1.12 Foreign Person means either (i) a Person or government that is a foreign person within the meaning of the DPA or (ii) a Person through whose investment a foreign person within the meaning of the DPA would obtain any DPA Triggering Rights.
1.13 Form S-1 means such form under the Securities Act as in effect on the date hereof or any successor registration form under the Securities Act subsequently adopted by the SEC.
1.14 Form S-3 means such form under the Securities Act as in effect on the date hereof or any registration form under the Securities Act subsequently adopted by the SEC that permits forward incorporation of substantial information by reference to other documents filed by the Company with the SEC.

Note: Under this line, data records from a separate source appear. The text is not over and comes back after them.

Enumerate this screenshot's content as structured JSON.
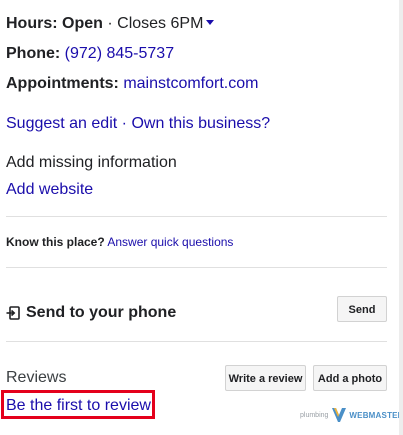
{
  "hours": {
    "label": "Hours:",
    "status": "Open",
    "separator": "·",
    "closes": "Closes 6PM"
  },
  "phone": {
    "label": "Phone:",
    "value": "(972) 845-5737"
  },
  "appointments": {
    "label": "Appointments:",
    "value": "mainstcomfort.com"
  },
  "edit_links": {
    "suggest": "Suggest an edit",
    "separator": "·",
    "own": "Own this business?"
  },
  "missing": {
    "title": "Add missing information",
    "add_website": "Add website"
  },
  "know": {
    "label": "Know this place?",
    "link": "Answer quick questions"
  },
  "send": {
    "title": "Send to your phone",
    "button": "Send"
  },
  "reviews": {
    "title": "Reviews",
    "write_button": "Write a review",
    "photo_button": "Add a photo",
    "first_link": "Be the first to review"
  },
  "watermark": {
    "small": "plumbing",
    "big": "WEBMASTERS"
  },
  "colors": {
    "link": "#1a0dab",
    "highlight": "#e4001b",
    "watermark": "#4a8fc7"
  }
}
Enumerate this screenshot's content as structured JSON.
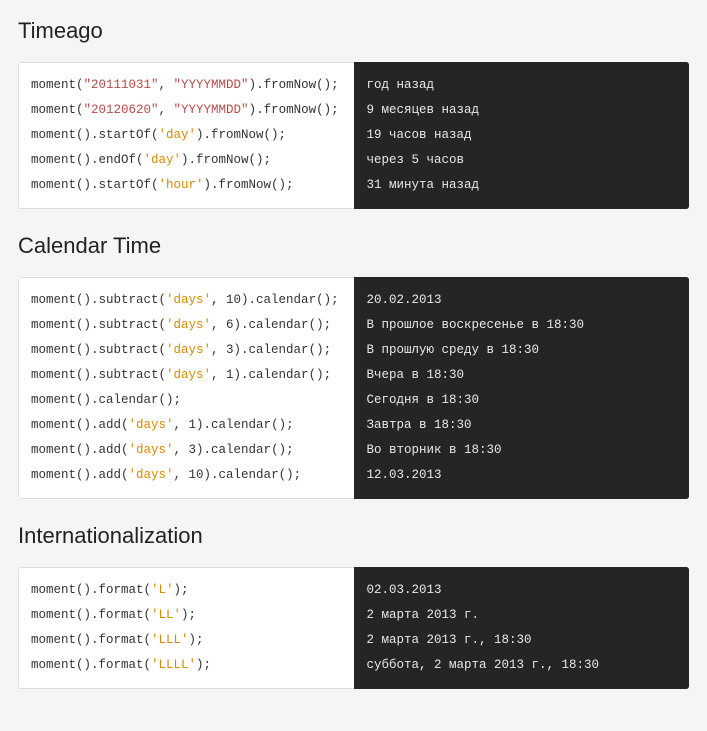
{
  "sections": [
    {
      "id": "timeago",
      "title": "Timeago",
      "rows": [
        {
          "code": [
            {
              "t": "plain",
              "v": "moment("
            },
            {
              "t": "str",
              "v": "\"20111031\""
            },
            {
              "t": "plain",
              "v": ", "
            },
            {
              "t": "str",
              "v": "\"YYYYMMDD\""
            },
            {
              "t": "plain",
              "v": ").fromNow();"
            }
          ],
          "out": "год назад"
        },
        {
          "code": [
            {
              "t": "plain",
              "v": "moment("
            },
            {
              "t": "str",
              "v": "\"20120620\""
            },
            {
              "t": "plain",
              "v": ", "
            },
            {
              "t": "str",
              "v": "\"YYYYMMDD\""
            },
            {
              "t": "plain",
              "v": ").fromNow();"
            }
          ],
          "out": "9 месяцев назад"
        },
        {
          "code": [
            {
              "t": "plain",
              "v": "moment().startOf("
            },
            {
              "t": "lit",
              "v": "'day'"
            },
            {
              "t": "plain",
              "v": ").fromNow();"
            }
          ],
          "out": "19 часов назад"
        },
        {
          "code": [
            {
              "t": "plain",
              "v": "moment().endOf("
            },
            {
              "t": "lit",
              "v": "'day'"
            },
            {
              "t": "plain",
              "v": ").fromNow();"
            }
          ],
          "out": "через 5 часов"
        },
        {
          "code": [
            {
              "t": "plain",
              "v": "moment().startOf("
            },
            {
              "t": "lit",
              "v": "'hour'"
            },
            {
              "t": "plain",
              "v": ").fromNow();"
            }
          ],
          "out": "31 минута назад"
        }
      ]
    },
    {
      "id": "calendar",
      "title": "Calendar Time",
      "rows": [
        {
          "code": [
            {
              "t": "plain",
              "v": "moment().subtract("
            },
            {
              "t": "lit",
              "v": "'days'"
            },
            {
              "t": "plain",
              "v": ", 10).calendar();"
            }
          ],
          "out": "20.02.2013"
        },
        {
          "code": [
            {
              "t": "plain",
              "v": "moment().subtract("
            },
            {
              "t": "lit",
              "v": "'days'"
            },
            {
              "t": "plain",
              "v": ", 6).calendar();"
            }
          ],
          "out": "В прошлое воскресенье в 18:30"
        },
        {
          "code": [
            {
              "t": "plain",
              "v": "moment().subtract("
            },
            {
              "t": "lit",
              "v": "'days'"
            },
            {
              "t": "plain",
              "v": ", 3).calendar();"
            }
          ],
          "out": "В прошлую среду в 18:30"
        },
        {
          "code": [
            {
              "t": "plain",
              "v": "moment().subtract("
            },
            {
              "t": "lit",
              "v": "'days'"
            },
            {
              "t": "plain",
              "v": ", 1).calendar();"
            }
          ],
          "out": "Вчера в 18:30"
        },
        {
          "code": [
            {
              "t": "plain",
              "v": "moment().calendar();"
            }
          ],
          "out": "Сегодня в 18:30"
        },
        {
          "code": [
            {
              "t": "plain",
              "v": "moment().add("
            },
            {
              "t": "lit",
              "v": "'days'"
            },
            {
              "t": "plain",
              "v": ", 1).calendar();"
            }
          ],
          "out": "Завтра в 18:30"
        },
        {
          "code": [
            {
              "t": "plain",
              "v": "moment().add("
            },
            {
              "t": "lit",
              "v": "'days'"
            },
            {
              "t": "plain",
              "v": ", 3).calendar();"
            }
          ],
          "out": "Во вторник в 18:30"
        },
        {
          "code": [
            {
              "t": "plain",
              "v": "moment().add("
            },
            {
              "t": "lit",
              "v": "'days'"
            },
            {
              "t": "plain",
              "v": ", 10).calendar();"
            }
          ],
          "out": "12.03.2013"
        }
      ]
    },
    {
      "id": "i18n",
      "title": "Internationalization",
      "rows": [
        {
          "code": [
            {
              "t": "plain",
              "v": "moment().format("
            },
            {
              "t": "lit",
              "v": "'L'"
            },
            {
              "t": "plain",
              "v": ");"
            }
          ],
          "out": "02.03.2013"
        },
        {
          "code": [
            {
              "t": "plain",
              "v": "moment().format("
            },
            {
              "t": "lit",
              "v": "'LL'"
            },
            {
              "t": "plain",
              "v": ");"
            }
          ],
          "out": "2 марта 2013 г."
        },
        {
          "code": [
            {
              "t": "plain",
              "v": "moment().format("
            },
            {
              "t": "lit",
              "v": "'LLL'"
            },
            {
              "t": "plain",
              "v": ");"
            }
          ],
          "out": "2 марта 2013 г., 18:30"
        },
        {
          "code": [
            {
              "t": "plain",
              "v": "moment().format("
            },
            {
              "t": "lit",
              "v": "'LLLL'"
            },
            {
              "t": "plain",
              "v": ");"
            }
          ],
          "out": "суббота, 2 марта 2013 г., 18:30"
        }
      ]
    }
  ]
}
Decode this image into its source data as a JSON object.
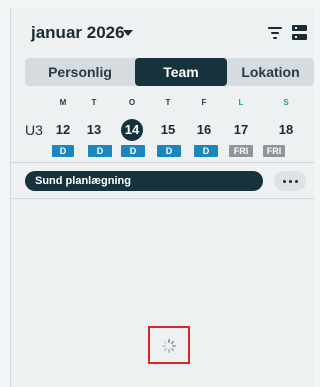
{
  "header": {
    "month_label": "januar 2026"
  },
  "view_tabs": [
    {
      "label": "Personlig",
      "active": false
    },
    {
      "label": "Team",
      "active": true
    },
    {
      "label": "Lokation",
      "active": false
    }
  ],
  "week": {
    "label": "U3",
    "day_names": [
      "M",
      "T",
      "O",
      "T",
      "F",
      "L",
      "S"
    ],
    "dates": [
      "12",
      "13",
      "14",
      "15",
      "16",
      "17",
      "18"
    ],
    "today_index": 2,
    "shifts": [
      "D",
      "D",
      "D",
      "D",
      "D",
      "FRI",
      "FRI"
    ]
  },
  "plan": {
    "label": "Sund planlægning",
    "more_label": "..."
  },
  "colors": {
    "primary": "#15323d",
    "shift_day": "#1b87ba",
    "shift_free": "#8f959a",
    "weekend_text": "#2a9d8f",
    "highlight_box": "#d9262c"
  },
  "icons": {
    "filter": "filter-icon",
    "layout": "layout-icon",
    "loading": "loading-spinner-icon"
  }
}
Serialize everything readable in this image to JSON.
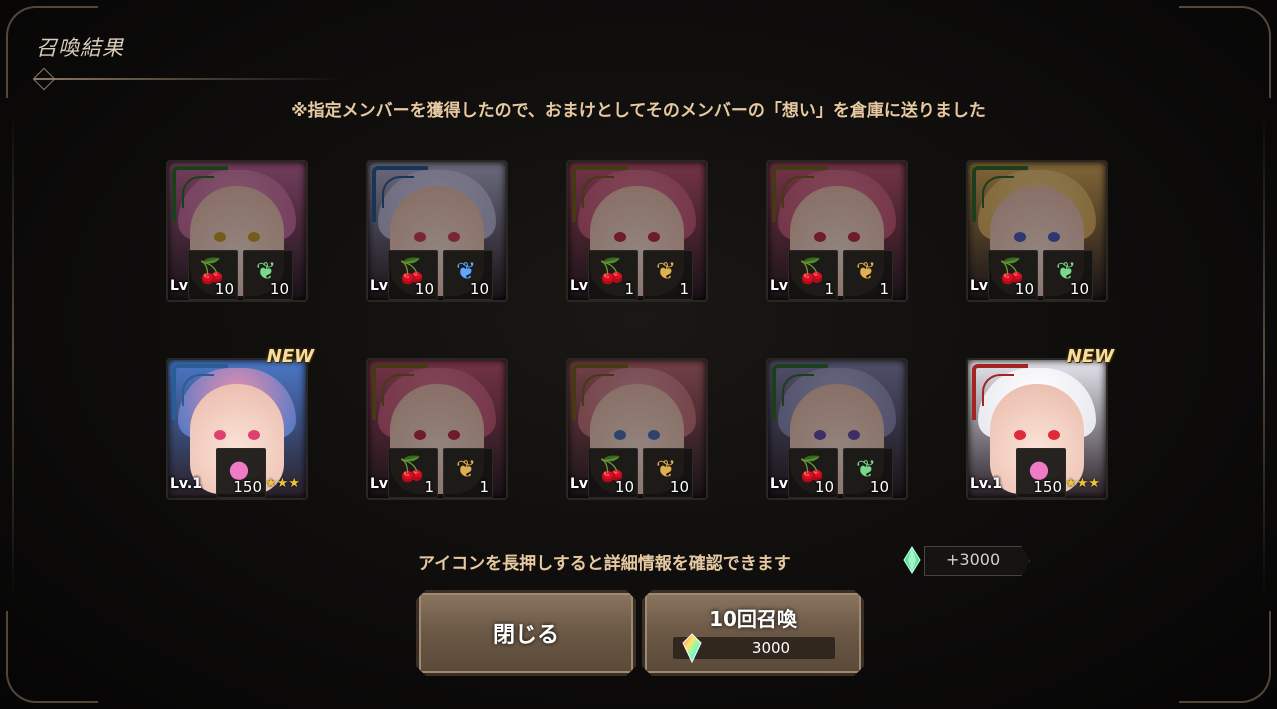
{
  "window": {
    "title": "召喚結果"
  },
  "notice": "※指定メンバーを獲得したので、おまけとしてそのメンバーの「想い」を倉庫に送りました",
  "colors": {
    "green_frame": "#2f6b2f",
    "blue_frame": "#2a5c96",
    "gold_frame": "#7a6323",
    "red_frame": "#a12525"
  },
  "cards": [
    {
      "frame": "green",
      "level": "Lv",
      "new": "",
      "items": [
        {
          "icon": "cherry-icon",
          "count": "10"
        },
        {
          "icon": "green-feather-icon",
          "count": "10"
        }
      ]
    },
    {
      "frame": "blue",
      "level": "Lv",
      "new": "",
      "items": [
        {
          "icon": "cherry-icon",
          "count": "10"
        },
        {
          "icon": "blue-feather-icon",
          "count": "10"
        }
      ]
    },
    {
      "frame": "gold",
      "level": "Lv",
      "new": "",
      "items": [
        {
          "icon": "cherry-icon",
          "count": "1"
        },
        {
          "icon": "gold-feather-icon",
          "count": "1"
        }
      ]
    },
    {
      "frame": "gold",
      "level": "Lv",
      "new": "",
      "items": [
        {
          "icon": "cherry-icon",
          "count": "1"
        },
        {
          "icon": "gold-feather-icon",
          "count": "1"
        }
      ]
    },
    {
      "frame": "green",
      "level": "Lv",
      "new": "",
      "items": [
        {
          "icon": "cherry-icon",
          "count": "10"
        },
        {
          "icon": "green-feather-icon",
          "count": "10"
        }
      ]
    },
    {
      "frame": "blue",
      "level": "Lv.1",
      "new": "NEW",
      "stars": "★★★",
      "items": [
        {
          "icon": "pink-orb-icon",
          "count": "150"
        }
      ]
    },
    {
      "frame": "gold",
      "level": "Lv",
      "new": "",
      "items": [
        {
          "icon": "cherry-icon",
          "count": "1"
        },
        {
          "icon": "gold-feather-icon",
          "count": "1"
        }
      ]
    },
    {
      "frame": "gold",
      "level": "Lv",
      "new": "",
      "items": [
        {
          "icon": "cherry-icon",
          "count": "10"
        },
        {
          "icon": "gold-feather-icon",
          "count": "10"
        }
      ]
    },
    {
      "frame": "green",
      "level": "Lv",
      "new": "",
      "items": [
        {
          "icon": "cherry-icon",
          "count": "10"
        },
        {
          "icon": "green-feather-icon",
          "count": "10"
        }
      ]
    },
    {
      "frame": "red",
      "level": "Lv.1",
      "new": "NEW",
      "stars": "★★★",
      "items": [
        {
          "icon": "pink-orb-icon",
          "count": "150"
        }
      ]
    }
  ],
  "hint": "アイコンを長押しすると詳細情報を確認できます",
  "reward": {
    "icon": "green-crystal-icon",
    "value": "+3000"
  },
  "buttons": {
    "close": "閉じる",
    "summon": {
      "label": "10回召喚",
      "cost_icon": "rainbow-crystal-icon",
      "cost": "3000"
    }
  }
}
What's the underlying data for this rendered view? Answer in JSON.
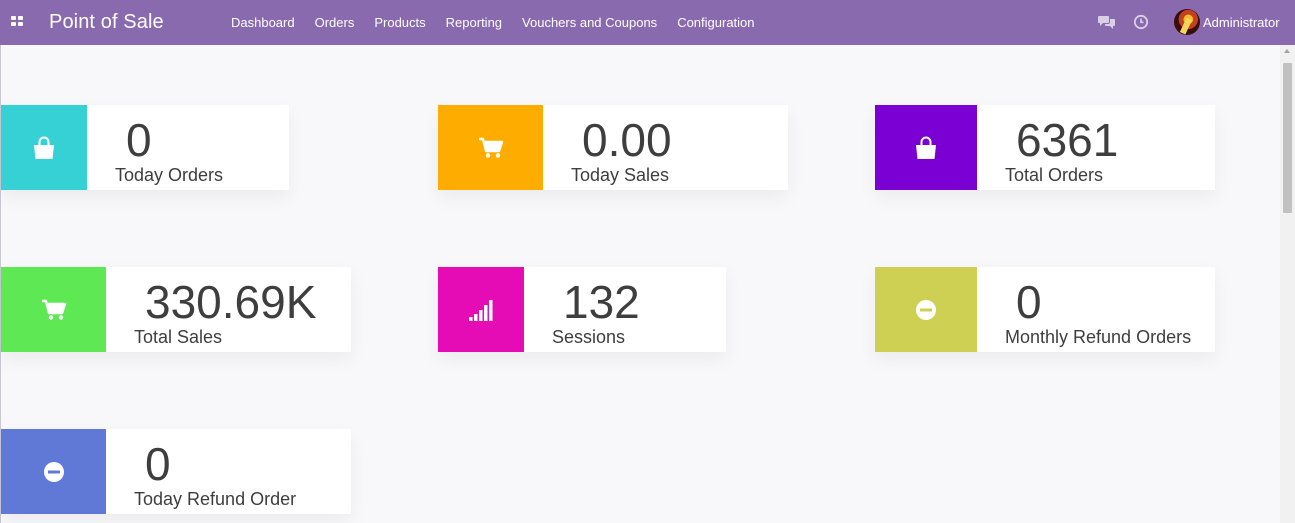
{
  "navbar": {
    "app_title": "Point of Sale",
    "menu": [
      "Dashboard",
      "Orders",
      "Products",
      "Reporting",
      "Vouchers and Coupons",
      "Configuration"
    ],
    "user_name": "Administrator",
    "icons": {
      "apps": "apps-grid-icon",
      "chat": "chat-icon",
      "activity": "clock-icon"
    },
    "background_color": "#8a6aaf"
  },
  "tiles": [
    {
      "value": "0",
      "label": "Today Orders",
      "color": "#35d1d5",
      "icon": "shopping-bag-icon"
    },
    {
      "value": "0.00",
      "label": "Today Sales",
      "color": "#ffac00",
      "icon": "shopping-cart-icon"
    },
    {
      "value": "6361",
      "label": "Total Orders",
      "color": "#7a00d4",
      "icon": "shopping-bag-icon"
    },
    {
      "value": "330.69K",
      "label": "Total Sales",
      "color": "#5ee853",
      "icon": "shopping-cart-icon"
    },
    {
      "value": "132",
      "label": "Sessions",
      "color": "#e50bb5",
      "icon": "signal-bars-icon"
    },
    {
      "value": "0",
      "label": "Monthly Refund Orders",
      "color": "#cdd052",
      "icon": "minus-circle-icon"
    },
    {
      "value": "0",
      "label": "Today Refund Order",
      "color": "#6179d6",
      "icon": "minus-circle-icon"
    }
  ]
}
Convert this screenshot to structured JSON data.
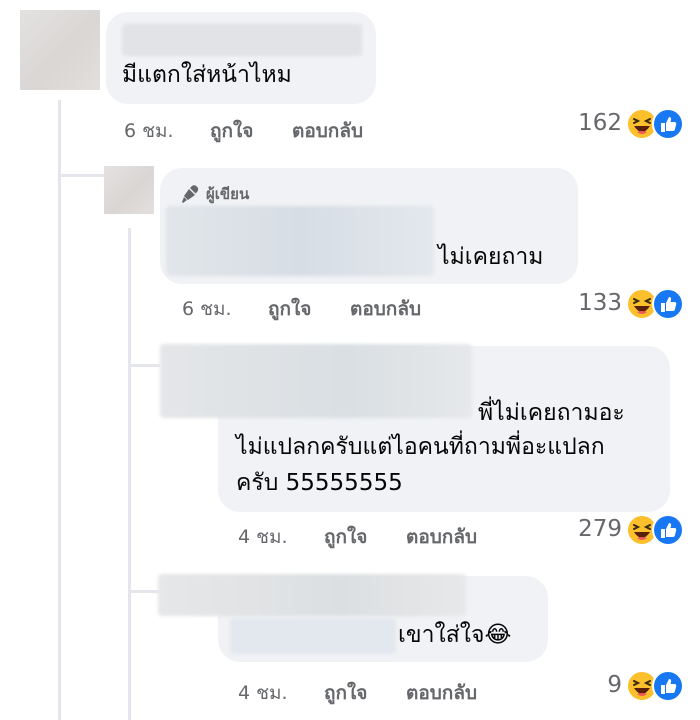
{
  "comments": [
    {
      "text": "มีแตกใส่หน้าไหม",
      "time": "6 ชม.",
      "like": "ถูกใจ",
      "reply": "ตอบกลับ",
      "reactions": "162"
    },
    {
      "badge": "ผู้เขียน",
      "text": "ไม่เคยถาม",
      "time": "6 ชม.",
      "like": "ถูกใจ",
      "reply": "ตอบกลับ",
      "reactions": "133"
    },
    {
      "lines": [
        "พี่ไม่เคยถามอะ",
        "ไม่แปลกครับแต่ไอคนที่ถามพี่อะแปลก",
        "ครับ 55555555"
      ],
      "time": "4 ชม.",
      "like": "ถูกใจ",
      "reply": "ตอบกลับ",
      "reactions": "279"
    },
    {
      "text": "เขาใส่ใจ",
      "emoji": "😂",
      "time": "4 ชม.",
      "like": "ถูกใจ",
      "reply": "ตอบกลับ",
      "reactions": "9"
    }
  ],
  "icons": {
    "reaction_haha": "haha-reaction-icon",
    "reaction_like": "like-reaction-icon",
    "author_badge": "microphone-icon"
  },
  "colors": {
    "bubble": "#f0f2f5",
    "meta": "#65676b",
    "like_blue": "#1877f2",
    "haha_yellow": "#fcc02d"
  }
}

1.15 GAAP means generally accepted accounting principles in the United States as in effect from time to time.
1.16 Holder means any holder of Registrable Securities who is a party to this Agreement.
1.17 Immediate Family Member means a child, stepchild, grandchild, parent, stepparent, grandparent, spouse, sibling, mother-in-law, father-in-law, son-in-law, daughter-in-law, brother-in-law, or sister-in-law, including, adoptive relationships, of a natural person referred to herein.
1.18 Initiating Holders means, collectively, Holders who properly initiate a registration request under this Agreement.
1.19 IPO means the Companys first underwritten public offering of its Common Stock under the Securities Act.
1.20 Key Holder Registrable Securities means (i) the shares of Common Stock held by the Key Holders, and (ii) any Common Stock issued as (or issuable upon the conversion or exercise of any warrant, right, or other security that is issued as) a dividend or other distribution with respect to, or in exchange for or in replacement of such shares.
1.21 Major Investor means any Investor that, individually or together with such Investors Affiliates, holds at least 57,000 shares of Registrable Securities (as adjusted for any stock split, stock dividend combination, or other recapitalization or reclassification effected after the date hereof).
1.22 New Securities means, collectively, equity securities of the Company, whether or not currently authorized, as well as rights, options, or warrants to purchase such equity securities, or securities of any type whatsoever that are, or may become, convertible or exchangeable into or exercisable for such equity securities, provided, however, that Exempted Securities (as defined in the Certificate of Incorporation) shall not be considered New Securities.
1.23 Person means any individual, corporation, partnership, trust, limited liability company, association or other entity.